Lucélia Santos shakes her head and laughs as though, even today, she’s still trying to comprehend the sheer numbers. But when the Brazilian actress landed in Beijing back in 1985, it was because more than 300 million people had voted for her in the annual China TV Golden Eagle Awards.
What’s more, the series Santos had starred in — Escrava Isaura (Isaura: Slave Girl) — had become a cultural sensation in the country at a time when watching TV was still very much a communal experience, with more than 450 million viewers tuning in each week.
“I was, to be honest, shocked by such a response,” Santos says. “It’s something that I knew I would cherish for the rest of my life but in terms of all the emotion, I just couldn’t really digest it at the time. It wasn’t until I was making a transit out of Hong Kong that I could stop and think about it, and let my emotions settle down.”
Santos has been back in China this past week as part of a healthy Brazilian contingent attending both the Shanghai International Film Festival and the Shanghai International Film & TV Market. There have been screenings of Brazilian classics — Oscar-nominated Central Station (1998) and Hour of the Star (1985) among them — in a Focus Brazil section, a celebration of the two nations designating 2026 the “China-Brazil Year of Culture,” commemorating over 75 years of diplomatic relations.

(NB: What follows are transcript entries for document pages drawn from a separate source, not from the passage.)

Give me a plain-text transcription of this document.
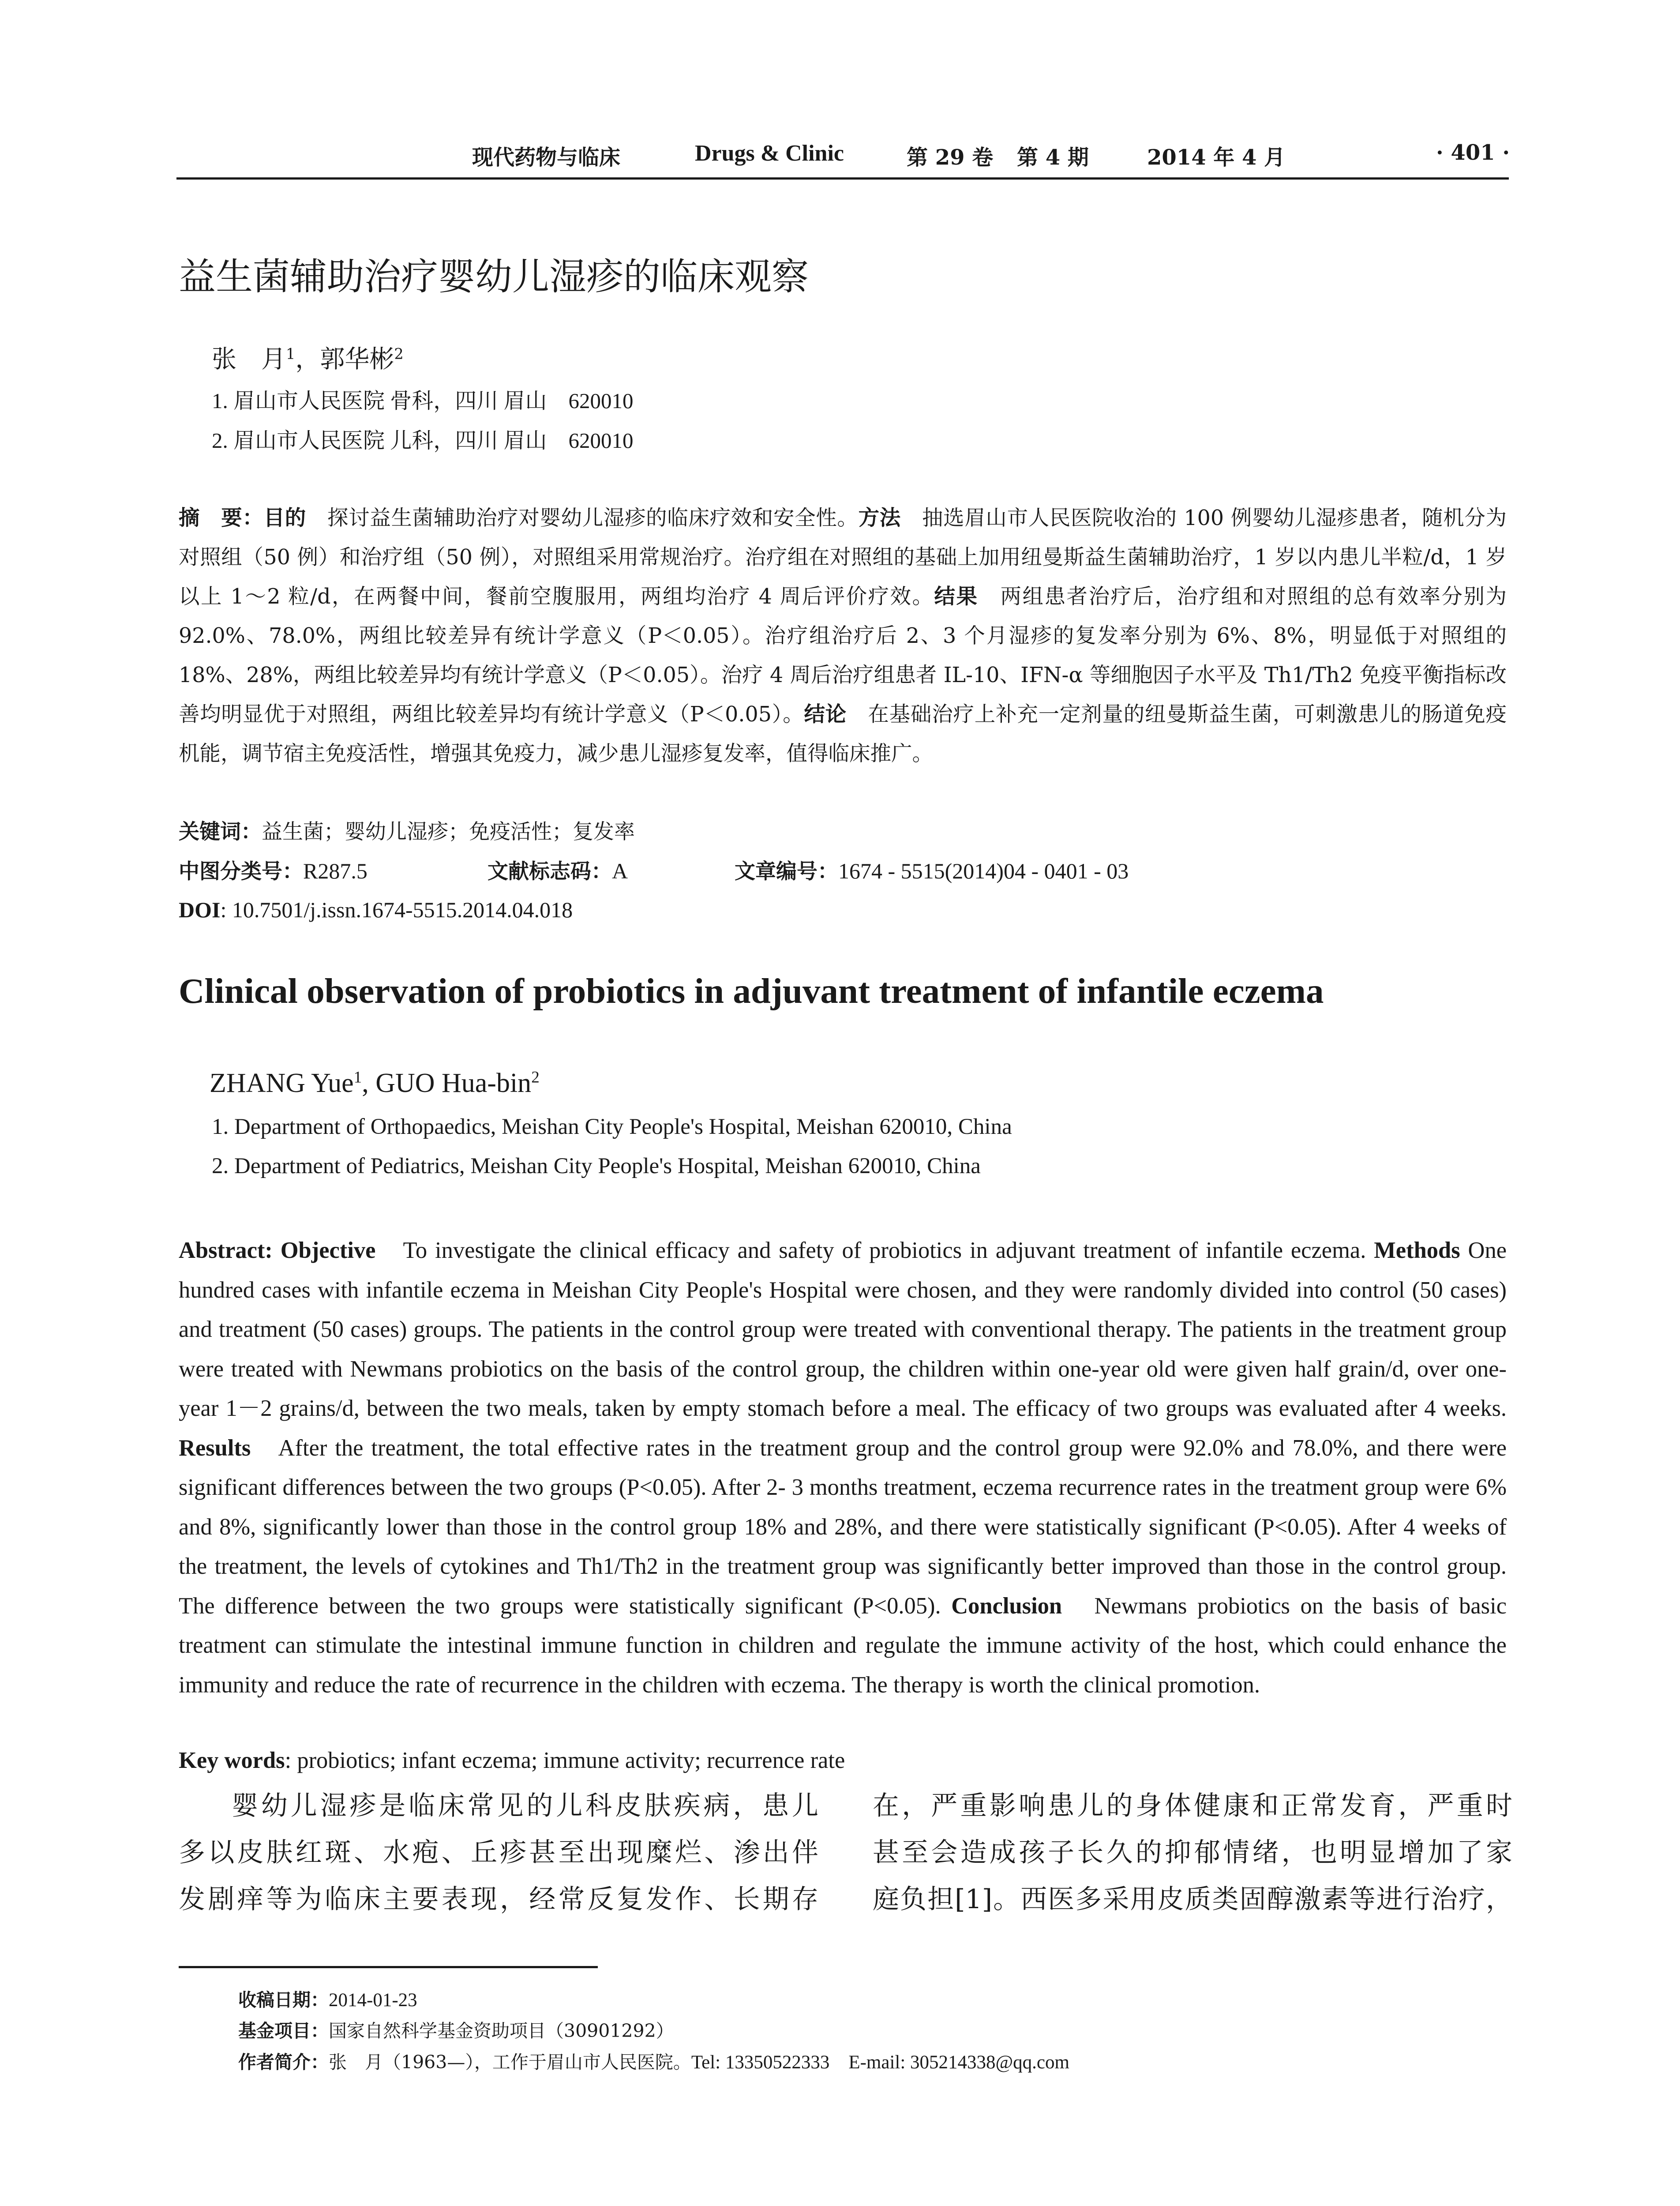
现代药物与临床	Drugs & Clinic	第 29 卷 第 4 期	2014 年 4 月	· 401 ·
益生菌辅助治疗婴幼儿湿疹的临床观察
张　月$^1$，郭华彬$^2$
1. 眉山市人民医院 骨科，四川 眉山　620010
2. 眉山市人民医院 儿科，四川 眉山　620010
摘　要：目的　探讨益生菌辅助治疗对婴幼儿湿疹的临床疗效和安全性。方法　抽选眉山市人民医院收治的 100 例婴幼儿湿疹患者，随机分为对照组（50 例）和治疗组（50 例），对照组采用常规治疗。治疗组在对照组的基础上加用纽曼斯益生菌辅助治疗，1 岁以内患儿半粒/d，1 岁以上 1～2 粒/d，在两餐中间，餐前空腹服用，两组均治疗 4 周后评价疗效。结果　两组患者治疗后，治疗组和对照组的总有效率分别为 92.0%、78.0%，两组比较差异有统计学意义（P＜0.05）。治疗组治疗后 2、3 个月湿疹的复发率分别为 6%、8%，明显低于对照组的 18%、28%，两组比较差异均有统计学意义（P＜0.05）。治疗 4 周后治疗组患者 IL-10、IFN-α 等细胞因子水平及 Th1/Th2 免疫平衡指标改善均明显优于对照组，两组比较差异均有统计学意义（P＜0.05）。结论　在基础治疗上补充一定剂量的纽曼斯益生菌，可刺激患儿的肠道免疫机能，调节宿主免疫活性，增强其免疫力，减少患儿湿疹复发率，值得临床推广。
关键词：益生菌；婴幼儿湿疹；免疫活性；复发率
中图分类号：R287.5	文献标志码：A	文章编号：1674 - 5515(2014)04 - 0401 - 03
DOI: 10.7501/j.issn.1674-5515.2014.04.018
Clinical observation of probiotics in adjuvant treatment of infantile eczema
ZHANG Yue$^1$, GUO Hua-bin$^2$
1. Department of Orthopaedics, Meishan City People's Hospital, Meishan 620010, China
2. Department of Pediatrics, Meishan City People's Hospital, Meishan 620010, China
Abstract: Objective　To investigate the clinical efficacy and safety of probiotics in adjuvant treatment of infantile eczema. Methods One hundred cases with infantile eczema in Meishan City People's Hospital were chosen, and they were randomly divided into control (50 cases) and treatment (50 cases) groups. The patients in the control group were treated with conventional therapy. The patients in the treatment group were treated with Newmans probiotics on the basis of the control group, the children within one-year old were given half grain/d, over one-year 1－2 grains/d, between the two meals, taken by empty stomach before a meal. The efficacy of two groups was evaluated after 4 weeks. Results　After the treatment, the total effective rates in the treatment group and the control group were 92.0% and 78.0%, and there were significant differences between the two groups (P<0.05). After 2- 3 months treatment, eczema recurrence rates in the treatment group were 6% and 8%, significantly lower than those in the control group 18% and 28%, and there were statistically significant (P<0.05). After 4 weeks of the treatment, the levels of cytokines and Th1/Th2 in the treatment group was significantly better improved than those in the control group. The difference between the two groups were statistically significant (P<0.05). Conclusion　Newmans probiotics on the basis of basic treatment can stimulate the intestinal immune function in children and regulate the immune activity of the host, which could enhance the immunity and reduce the rate of recurrence in the children with eczema. The therapy is worth the clinical promotion.
Key words: probiotics; infant eczema; immune activity; recurrence rate
婴幼儿湿疹是临床常见的儿科皮肤疾病，患儿
多以皮肤红斑、水疱、丘疹甚至出现糜烂、渗出伴
发剧痒等为临床主要表现，经常反复发作、长期存
在，严重影响患儿的身体健康和正常发育，严重时
甚至会造成孩子长久的抑郁情绪，也明显增加了家
庭负担[1]。西医多采用皮质类固醇激素等进行治疗，
收稿日期：2014-01-23
基金项目：国家自然科学基金资助项目（30901292）
作者简介：张　月（1963—），工作于眉山市人民医院。Tel: 13350522333　E-mail: 305214338@qq.com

There’s been a big push for Brazilian content as the South American country tries to open pathways into global markets.
Slave Girl featured Santos in the titular role and followed her everyday struggles in the Brazilian Empire of the 1800s. It ran to more than 100 episodes and, by its end, had screened in an estimated 80 countries.
At a time when China was still less than a decade into its reform, the show first aired on Beijing Television in 1984, but thanks to its immediate popularity it soon reached a nationwide audience on China Central Television.

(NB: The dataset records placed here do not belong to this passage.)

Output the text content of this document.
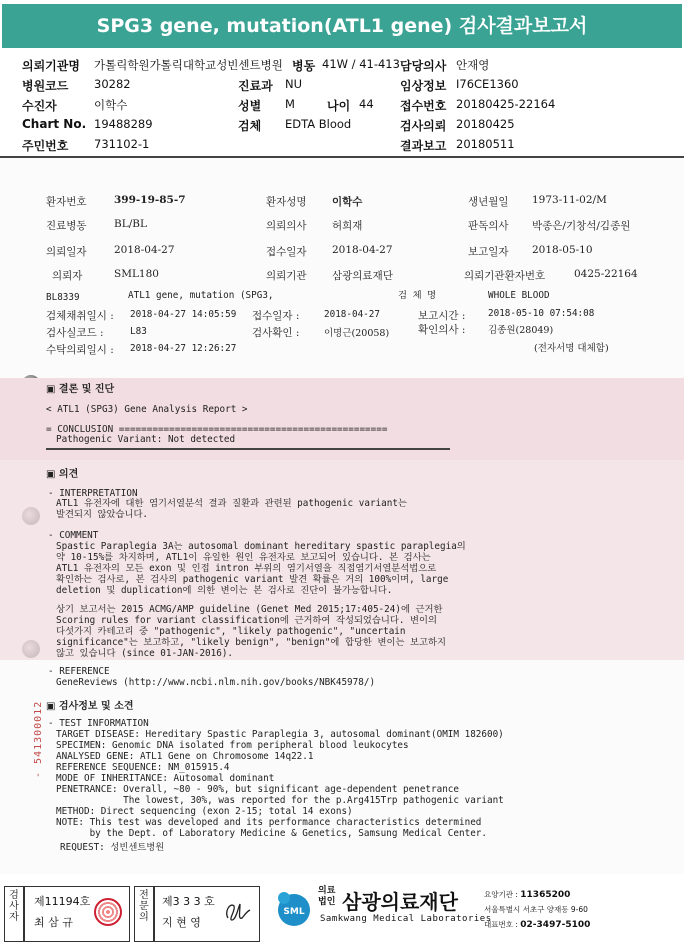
SPG3 gene, mutation(ATL1 gene) 검사결과보고서
의뢰기관명 가톨릭학원가톨릭대학교성빈센트병원 병동 41W / 41-413 담당의사 안재영
병원코드 30282	진료과 NU	임상정보 I76CE1360
수진자	이학수	성별 M	나이 44 접수번호 20180425-22164
Chart No. 19488289	검체 EDTA Blood	검사의뢰 20180425
주민번호 731102-1	결과보고 20180511
환자번호	399-19-85-7	환자성명 이학수	생년월일 1973-11-02/M
진료병동	BL/BL	의뢰의사 허희재	판독의사 박종은/기창석/김종원
의뢰일자	2018-04-27	접수일자 2018-04-27	보고일자 2018-05-10
의뢰자	SML180	의뢰기관 삼광의료재단	의뢰기관환자번호	0425-22164
BL8339	ATL1 gene, mutation (SPG3,	검 체 명	WHOLE BLOOD
검체채취일시 : 2018-04-27 14:05:59 접수일자 :	2018-04-27	보고시간 : 2018-05-10 07:54:08
검사실코드 :	L83	검사확인 :	이명근(20058)	확인의사 : 김종원(28049)
수탁의뢰일시 : 2018-04-27 12:26:27	(전자서명 대체함)
▣ 결론 및 진단
< ATL1 (SPG3) Gene Analysis Report >
= CONCLUSION ================================================
Pathogenic Variant: Not detected
▣ 의견
- INTERPRETATION
ATL1 유전자에 대한 염기서열분석 결과 질환과 관련된 pathogenic variant는
발견되지 않았습니다.
- COMMENT
Spastic Paraplegia 3A는 autosomal dominant hereditary spastic paraplegia의
약 10-15%를 차지하며, ATL1이 유일한 원인 유전자로 보고되어 있습니다. 본 검사는
ATL1 유전자의 모든 exon 및 인접 intron 부위의 염기서열을 직접염기서열분석법으로
확인하는 검사로, 본 검사의 pathogenic variant 발견 확률은 거의 100%이며, large
deletion 및 duplication에 의한 변이는 본 검사로 진단이 불가능합니다.
상기 보고서는 2015 ACMG/AMP guideline (Genet Med 2015;17:405-24)에 근거한
Scoring rules for variant classification에 근거하여 작성되었습니다. 변이의
다섯가지 카테고리 중 "pathogenic", "likely pathogenic", "uncertain
significance"는 보고하고, "likely benign", "benign"에 합당한 변이는 보고하지
않고 있습니다 (since 01-JAN-2016).
- REFERENCE
GeneReviews (http://www.ncbi.nlm.nih.gov/books/NBK45978/)
▣ 검사정보 및 소견
- TEST INFORMATION
TARGET DISEASE: Hereditary Spastic Paraplegia 3, autosomal dominant(OMIM 182600)
SPECIMEN: Genomic DNA isolated from peripheral blood leukocytes
ANALYSED GENE: ATL1 Gene on Chromosome 14q22.1
REFERENCE SEQUENCE: NM_015915.4
MODE OF INHERITANCE: Autosomal dominant
PENETRANCE: Overall, ~80 - 90%, but significant age-dependent penetrance
The lowest, 30%, was reported for the p.Arg415Trp pathogenic variant
METHOD: Direct sequencing (exon 2-15; total 14 exons)
NOTE: This test was developed and its performance characteristics determined
by the Dept. of Laboratory Medicine & Genetics, Samsung Medical Center.
REQUEST: 성빈센트병원
- 541300012
검사자
제11194호
최 삼 규
전문의
제3 3 3 호
지 현 영
SML
의료법인 삼광의료재단
Samkwang Medical Laboratories
요양기관 : 11365200
서울특별시 서초구 양재동 9-60
대표번호 : 02-3497-5100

“I think people can recognize the contrast between the people who are oppressed and those who oppress,” says Santos. “Generally speaking, people of different backgrounds, of cultures and nationality, they certainly share this. From this leading character [in Slave Girl] and from her experiences, people recognized the sufferings between those who have power and those who don’t, and I think that resonated well with audiences from across the world.”

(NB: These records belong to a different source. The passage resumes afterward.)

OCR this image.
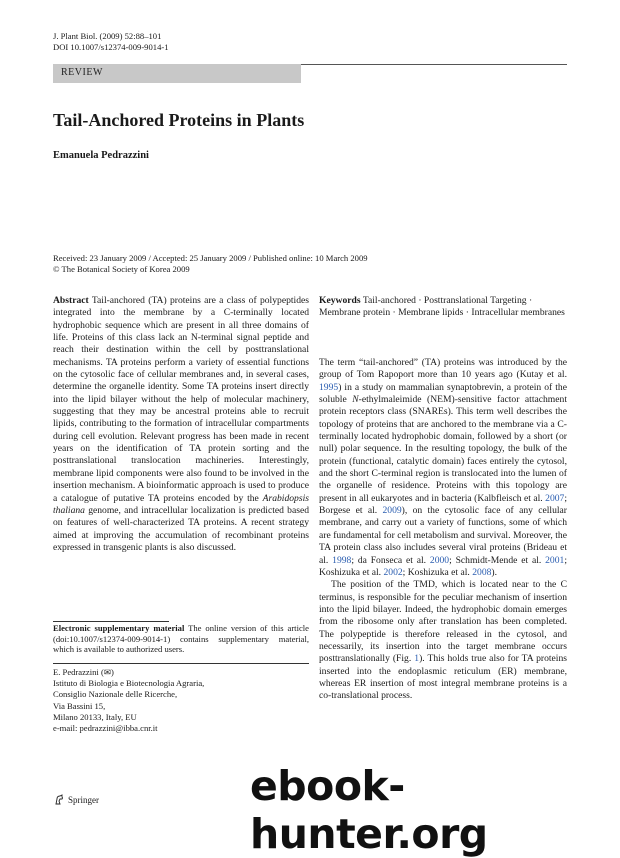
J. Plant Biol. (2009) 52:88–101
DOI 10.1007/s12374-009-9014-1
REVIEW
Tail-Anchored Proteins in Plants
Emanuela Pedrazzini
Received: 23 January 2009 / Accepted: 25 January 2009 / Published online: 10 March 2009
© The Botanical Society of Korea 2009
Abstract Tail-anchored (TA) proteins are a class of polypeptides integrated into the membrane by a C-terminally located hydrophobic sequence which are present in all three domains of life. Proteins of this class lack an N-terminal signal peptide and reach their destination within the cell by posttranslational mechanisms. TA proteins perform a variety of essential functions on the cytosolic face of cellular membranes and, in several cases, determine the organelle identity. Some TA proteins insert directly into the lipid bilayer without the help of molecular machinery, suggesting that they may be ancestral proteins able to recruit lipids, contributing to the formation of intracellular compartments during cell evolution. Relevant progress has been made in recent years on the identification of TA protein sorting and the posttranslational translocation machineries. Interestingly, membrane lipid components were also found to be involved in the insertion mechanism. A bioinformatic approach is used to produce a catalogue of putative TA proteins encoded by the Arabidopsis thaliana genome, and intracellular localization is predicted based on features of well-characterized TA proteins. A recent strategy aimed at improving the accumulation of recombinant proteins expressed in transgenic plants is also discussed.
Keywords Tail-anchored · Posttranslational Targeting · Membrane protein · Membrane lipids · Intracellular membranes

The term “tail-anchored” (TA) proteins was introduced by the group of Tom Rapoport more than 10 years ago (Kutay et al. 1995) in a study on mammalian synaptobrevin, a protein of the soluble N-ethylmaleimide (NEM)-sensitive factor attachment protein receptors class (SNAREs). This term well describes the topology of proteins that are anchored to the membrane via a C-terminally located hydrophobic domain, followed by a short (or null) polar sequence. In the resulting topology, the bulk of the protein (functional, catalytic domain) faces entirely the cytosol, and the short C-terminal region is translocated into the lumen of the organelle of residence. Proteins with this topology are present in all eukaryotes and in bacteria (Kalbfleisch et al. 2007; Borgese et al. 2009), on the cytosolic face of any cellular membrane, and carry out a variety of functions, some of which are fundamental for cell metabolism and survival. Moreover, the TA protein class also includes several viral proteins (Brideau et al. 1998; da Fonseca et al. 2000; Schmidt-Mende et al. 2001; Koshizuka et al. 2002; Koshizuka et al. 2008).

The position of the TMD, which is located near to the C terminus, is responsible for the peculiar mechanism of insertion into the lipid bilayer. Indeed, the hydrophobic domain emerges from the ribosome only after translation has been completed. The polypeptide is therefore released in the cytosol, and necessarily, its insertion into the target membrane occurs posttranslationally (Fig. 1). This holds true also for TA proteins inserted into the endoplasmic reticulum (ER) membrane, whereas ER insertion of most integral membrane proteins is a co-translational process.

Electronic supplementary material The online version of this article (doi:10.1007/s12374-009-9014-1) contains supplementary material, which is available to authorized users.
E. Pedrazzini (✉)
Istituto di Biologia e Biotecnologia Agraria,
Consiglio Nazionale delle Ricerche,
Via Bassini 15,
Milano 20133, Italy, EU
e-mail: pedrazzini@ibba.cnr.it
Springer	ebook-hunter.org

When Santos first arrived in China, the Golden Eagle Awards had only been held three times — and never before had an award been handed to a foreign actress. But such was Santos’ popularity that organizers created one especially for her.
“Before I came to China, I had almost zero knowledge of this country,” she says. “The two countries were different then in so many ways. Back then, I remember it was a quite a horizontal or flat country without so many skyscrapers and all these high-rises. In terms of the clothes that people are wearing, it was all quite unified. The color was pretty much blue everywhere and that speaks to all the differences we had back then visually and also aesthetically and culturally.”
Santos later used her popularity in China to help develop cultural and trade links between the two countries, and in 2004 was handed the Jewel of China medal for her work. She says that, even today, fellow Brazilians find it hard to comprehend how popular she was — and is — on the other side of the world. Still, Santos finds it easy to return to her normal life.
“I’m a simple soul and that means my lifestyle is straightforward,” says Santos. “It is really hard for me to be swept away by fantasies of being a superstar. My father was a worker and I didn’t grow up with a silver spoon. I remember the importance of work, and it’s really hard for me to be mesmerized by this notion of being a superstar. I’m always down to earth so it’s actually quite easy for me to return to my normal lifestyle. I still do the household chores in my family so, you know, life is kept simple.”